Baker created this piece entitled “Circuit” last year using acrylic paint on ceramic tile.

Samantha Huray

Senior Joanna Baker has a serious talent for art. 
Baker won first place for impromptu art in the Georgia Junior Classical League State Convention, was the winner of the APS Fine Arts Logo Design Contest and has won numerous other art awards. 
“I’ve been making art for as long as I can remember,” Baker said. “I was a very visually-inclined child; I was also drawing and making little sketches.” 
At the age 6, Baker’s parents enrolled her in summer camp at Redwall Studio, where she learned how to paint, draw and create pottery. 
“That’s when I really started getting into art,” Baker said. “It was a very big part of my development as an artist and what took me from making random drawings to actually making art,” Baker said. “Eventually, I started teaching some of the classes myself. It was really fun because I was using some of the exact same lessons that I had learned as a kid.”
In middle school, Baker started to tap into a hyper-realistic artistic phase, with a focus on developing her technical skills by drawing and painting art already created.  
“I don’t regret the time I spent copying other people’s work,” Baker said. “It gave me a strong foundation for applying my own ideas to art.” 
In AP Studio Art, Baker started to explore surrealism and made a transition as an artist, vowing to ensure all of her pieces were entirely original. 
“In my identity as an artist, that was a big transition that I had to grapple with. For most of my life, I was copying from pictures and focused on making pretty images, but there was not a lot of creativity behind them,” Baker said. “Around sophomore year, I realized that I didn’t have a lot of art that was truly unique to myself. I had technical skill, but there was no conceptual backing behind it.” 
This year, Baker’s portfolio project for AP Art intensified this transition. She used one of her favorite inspirations: song lyrics, focused on typography and reimagined “The Beatles” albums using only text. 
“Those are the pieces I feel the most proud of, that I’m the most attached to because they are entirely my own,” Baker said. “Art became less of a pastime and more of an identity.” 
Throughout high school, Baker also worked on commissioned pieces for other students. She and Grady alum Sage Bader painted senior Cooper Carlson’s Vans sneakers in January, transforming the dull pair of black shoes into a work of art. 
“I’d gotten a pair of black vans for Christmas, and they looked a lot worse in person than in the pictures,” Carlson said. “At the time, there were a lot of posts online that showed some pretty sick painted shoes;so, I thought it was worth a shot to reach out to Joanna and see what she could do.” 
Baker and Bader were given free artistic rein to design the shoes. 
“I love the shoes,” Carlson said. “I still wear them pretty reguraily around the house or on dry enough days. They were well worth what I paid, and I’m thankful towards Joanna and Sage for taking my commission.That being said, anyone looking to do something similar to what I did should keep in mind that good art is not cheap;so, don’t complain when it costs more than five dollars to paint your shoes.” 
After hearing about Carlson’s painted Vans, senior Diego Attra commissioned Baker to paint his guitar. 
“I let her know what I wanted ? something similar to Cooper’s shoes, something minimalistic and abstract. From there, she asked me if I wanted any specific imagery, and I told her flowers and celestial objects would be cool,” Attra said. “I knew it would have been her first time painting a guitar, but it turned out really well.
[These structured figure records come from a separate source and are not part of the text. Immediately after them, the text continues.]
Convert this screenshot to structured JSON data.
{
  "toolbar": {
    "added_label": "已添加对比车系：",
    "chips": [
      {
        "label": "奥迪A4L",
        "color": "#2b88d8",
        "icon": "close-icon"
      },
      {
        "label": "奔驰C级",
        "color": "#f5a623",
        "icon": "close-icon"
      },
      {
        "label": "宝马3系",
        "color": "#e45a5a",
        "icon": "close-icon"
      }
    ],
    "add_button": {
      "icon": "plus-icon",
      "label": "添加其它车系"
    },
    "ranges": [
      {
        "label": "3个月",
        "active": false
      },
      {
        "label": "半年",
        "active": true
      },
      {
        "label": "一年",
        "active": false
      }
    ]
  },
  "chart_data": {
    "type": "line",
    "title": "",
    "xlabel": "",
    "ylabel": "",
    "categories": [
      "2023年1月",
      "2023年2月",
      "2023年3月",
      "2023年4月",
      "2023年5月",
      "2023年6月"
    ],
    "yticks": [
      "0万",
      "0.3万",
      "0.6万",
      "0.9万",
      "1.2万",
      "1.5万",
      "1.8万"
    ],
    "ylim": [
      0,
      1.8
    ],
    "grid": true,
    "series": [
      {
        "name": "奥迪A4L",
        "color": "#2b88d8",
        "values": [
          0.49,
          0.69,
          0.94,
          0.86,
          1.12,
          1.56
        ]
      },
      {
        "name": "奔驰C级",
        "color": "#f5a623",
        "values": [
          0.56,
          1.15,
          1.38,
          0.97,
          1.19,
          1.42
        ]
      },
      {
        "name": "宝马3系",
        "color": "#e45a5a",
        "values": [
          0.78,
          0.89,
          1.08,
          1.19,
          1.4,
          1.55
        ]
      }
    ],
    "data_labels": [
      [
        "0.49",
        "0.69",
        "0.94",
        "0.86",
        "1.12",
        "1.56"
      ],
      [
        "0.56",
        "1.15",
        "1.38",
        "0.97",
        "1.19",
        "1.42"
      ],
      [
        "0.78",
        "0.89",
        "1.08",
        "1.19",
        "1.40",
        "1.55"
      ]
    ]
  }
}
I’m really happy with the result!”
Recently, Baker sold her piece “Life on Mars,” a five feet-wide, textural piece, to LowCountry Steak restaurant on West Peachtree Street.
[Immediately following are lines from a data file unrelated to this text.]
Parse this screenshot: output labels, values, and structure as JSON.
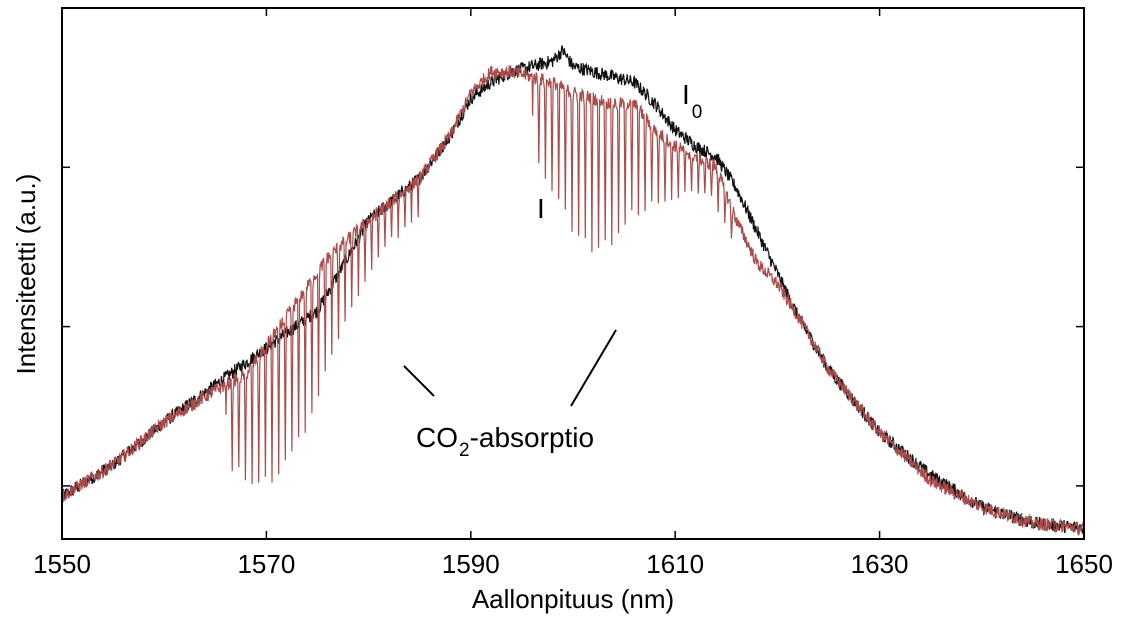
{
  "chart_data": {
    "type": "line",
    "title": "",
    "xlabel": "Aallonpituus (nm)",
    "ylabel": "Intensiteetti (a.u.)",
    "xlim": [
      1550,
      1650
    ],
    "ylim": [
      0,
      1
    ],
    "x_ticks": [
      1550,
      1570,
      1590,
      1610,
      1630,
      1650
    ],
    "y_ticks_labeled": false,
    "y_ticks": [
      0.1,
      0.4,
      0.7,
      1.0
    ],
    "grid": false,
    "legend": "none",
    "series": [
      {
        "name": "I0",
        "color": "#111111",
        "x": [
          1550,
          1555,
          1560,
          1565,
          1570,
          1575,
          1580,
          1585,
          1588,
          1590,
          1592,
          1594,
          1596,
          1598,
          1599,
          1600,
          1602,
          1604,
          1606,
          1608,
          1610,
          1612,
          1614,
          1616,
          1618,
          1620,
          1622,
          1625,
          1630,
          1635,
          1640,
          1645,
          1650
        ],
        "y": [
          0.08,
          0.14,
          0.22,
          0.29,
          0.36,
          0.43,
          0.6,
          0.68,
          0.76,
          0.83,
          0.86,
          0.88,
          0.89,
          0.9,
          0.92,
          0.89,
          0.88,
          0.87,
          0.86,
          0.82,
          0.77,
          0.74,
          0.72,
          0.66,
          0.58,
          0.5,
          0.42,
          0.32,
          0.2,
          0.12,
          0.06,
          0.03,
          0.02
        ]
      },
      {
        "name": "I",
        "color": "#a94c4c",
        "x": [
          1550,
          1555,
          1560,
          1565,
          1568,
          1572,
          1576,
          1580,
          1585,
          1588,
          1590,
          1592,
          1594,
          1596,
          1598,
          1600,
          1602,
          1604,
          1606,
          1608,
          1610,
          1612,
          1614,
          1616,
          1618,
          1620,
          1622,
          1625,
          1630,
          1635,
          1640,
          1645,
          1650
        ],
        "y": [
          0.08,
          0.14,
          0.22,
          0.28,
          0.31,
          0.42,
          0.53,
          0.6,
          0.68,
          0.76,
          0.84,
          0.88,
          0.88,
          0.87,
          0.86,
          0.84,
          0.83,
          0.82,
          0.82,
          0.77,
          0.74,
          0.72,
          0.7,
          0.6,
          0.52,
          0.48,
          0.42,
          0.32,
          0.2,
          0.11,
          0.06,
          0.03,
          0.02
        ]
      }
    ],
    "absorption_bands": [
      {
        "from": 1566,
        "to": 1585,
        "center": 1572
      },
      {
        "from": 1596,
        "to": 1616,
        "center": 1602
      }
    ],
    "annotations": {
      "I0_label": {
        "main": "I",
        "sub": "0"
      },
      "I_label": "I",
      "co2_label": {
        "prefix": "CO",
        "sub": "2",
        "suffix": "-absorptio"
      }
    }
  }
}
“The art business world is not something I fully understand yet,” Baker said. “A lot of it is where you sold prior pieces and for how much; so, this was a stepping stone for selling my future work.”
Baker is planning to attend Stanford University in the fall, where she will be majoring in biology. She relates her passions in art to her passions in biology. 
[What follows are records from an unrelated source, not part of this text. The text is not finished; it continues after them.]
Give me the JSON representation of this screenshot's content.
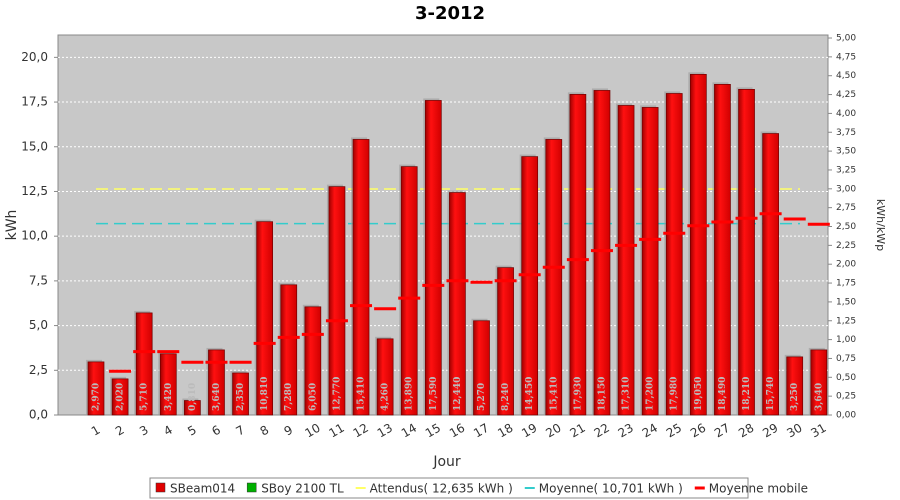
{
  "chart_data": {
    "type": "bar",
    "title": "3-2012",
    "x_label": "Jour",
    "y_label": "kWh",
    "y2_label": "kWh/kWp",
    "categories": [
      "1",
      "2",
      "3",
      "4",
      "5",
      "6",
      "7",
      "8",
      "9",
      "10",
      "11",
      "12",
      "13",
      "14",
      "15",
      "16",
      "17",
      "18",
      "19",
      "20",
      "21",
      "22",
      "23",
      "24",
      "25",
      "26",
      "27",
      "28",
      "29",
      "30",
      "31"
    ],
    "series": [
      {
        "name": "SBeam014",
        "color": "#e00000",
        "values": [
          2.97,
          2.02,
          5.71,
          3.42,
          0.81,
          3.64,
          2.35,
          10.81,
          7.28,
          6.05,
          12.77,
          15.41,
          4.26,
          13.89,
          17.59,
          12.44,
          5.27,
          8.24,
          14.45,
          15.41,
          17.93,
          18.15,
          17.31,
          17.2,
          17.98,
          19.05,
          18.49,
          18.21,
          15.74,
          3.25,
          3.64
        ],
        "value_labels": [
          "2,970",
          "2,020",
          "5,710",
          "3,420",
          "0,810",
          "3,640",
          "2,350",
          "10,810",
          "7,280",
          "6,050",
          "12,770",
          "15,410",
          "4,260",
          "13,890",
          "17,590",
          "12,440",
          "5,270",
          "8,240",
          "14,450",
          "15,410",
          "17,930",
          "18,150",
          "17,310",
          "17,200",
          "17,980",
          "19,050",
          "18,490",
          "18,210",
          "15,740",
          "3,250",
          "3,640"
        ]
      },
      {
        "name": "SBoy 2100 TL",
        "color": "#00b000"
      },
      {
        "name": "Moyenne mobile",
        "color": "#ff0000",
        "axis": "y2",
        "values": [
          null,
          0.58,
          0.84,
          0.84,
          0.7,
          0.7,
          0.7,
          0.95,
          1.03,
          1.07,
          1.25,
          1.45,
          1.41,
          1.55,
          1.72,
          1.78,
          1.76,
          1.78,
          1.86,
          1.96,
          2.06,
          2.18,
          2.25,
          2.33,
          2.41,
          2.51,
          2.56,
          2.61,
          2.67,
          2.6,
          2.53
        ]
      }
    ],
    "reference_lines": [
      {
        "name": "Attendus( 12,635 kWh )",
        "value": 12.635,
        "color": "#ffff66"
      },
      {
        "name": "Moyenne( 10,701 kWh )",
        "value": 10.701,
        "color": "#33cccc"
      }
    ],
    "ylim": [
      0,
      21.25
    ],
    "yticks": [
      {
        "value": 0,
        "label": "0,0"
      },
      {
        "value": 2.5,
        "label": "2,5"
      },
      {
        "value": 5,
        "label": "5,0"
      },
      {
        "value": 7.5,
        "label": "7,5"
      },
      {
        "value": 10,
        "label": "10,0"
      },
      {
        "value": 12.5,
        "label": "12,5"
      },
      {
        "value": 15,
        "label": "15,0"
      },
      {
        "value": 17.5,
        "label": "17,5"
      },
      {
        "value": 20,
        "label": "20,0"
      }
    ],
    "y2lim": [
      0,
      5.04
    ],
    "y2ticks": [
      {
        "value": 0,
        "label": "0,00"
      },
      {
        "value": 0.25,
        "label": "0,25"
      },
      {
        "value": 0.5,
        "label": "0,50"
      },
      {
        "value": 0.75,
        "label": "0,75"
      },
      {
        "value": 1,
        "label": "1,00"
      },
      {
        "value": 1.25,
        "label": "1,25"
      },
      {
        "value": 1.5,
        "label": "1,50"
      },
      {
        "value": 1.75,
        "label": "1,75"
      },
      {
        "value": 2,
        "label": "2,00"
      },
      {
        "value": 2.25,
        "label": "2,25"
      },
      {
        "value": 2.5,
        "label": "2,50"
      },
      {
        "value": 2.75,
        "label": "2,75"
      },
      {
        "value": 3,
        "label": "3,00"
      },
      {
        "value": 3.25,
        "label": "3,25"
      },
      {
        "value": 3.5,
        "label": "3,50"
      },
      {
        "value": 3.75,
        "label": "3,75"
      },
      {
        "value": 4,
        "label": "4,00"
      },
      {
        "value": 4.25,
        "label": "4,25"
      },
      {
        "value": 4.5,
        "label": "4,50"
      },
      {
        "value": 4.75,
        "label": "4,75"
      },
      {
        "value": 5,
        "label": "5,00"
      }
    ],
    "grid": true,
    "legend": "bottom"
  }
}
“People think of visual arts and stem as two totally separate disciplines,” Baker said. “The part of my brain that I use to make art, I think, is actually very similar to the part of my brain that attracts me to science. There is so much overlap between being creative and science. The part of biology that I love the most is how intricate and incredible life in the world is almost artistic.”
Baker’s website, joannabakerart.com, showcases her art for everyone to see. You can find information about commissions as well as some items to purchase, such as prints and masks.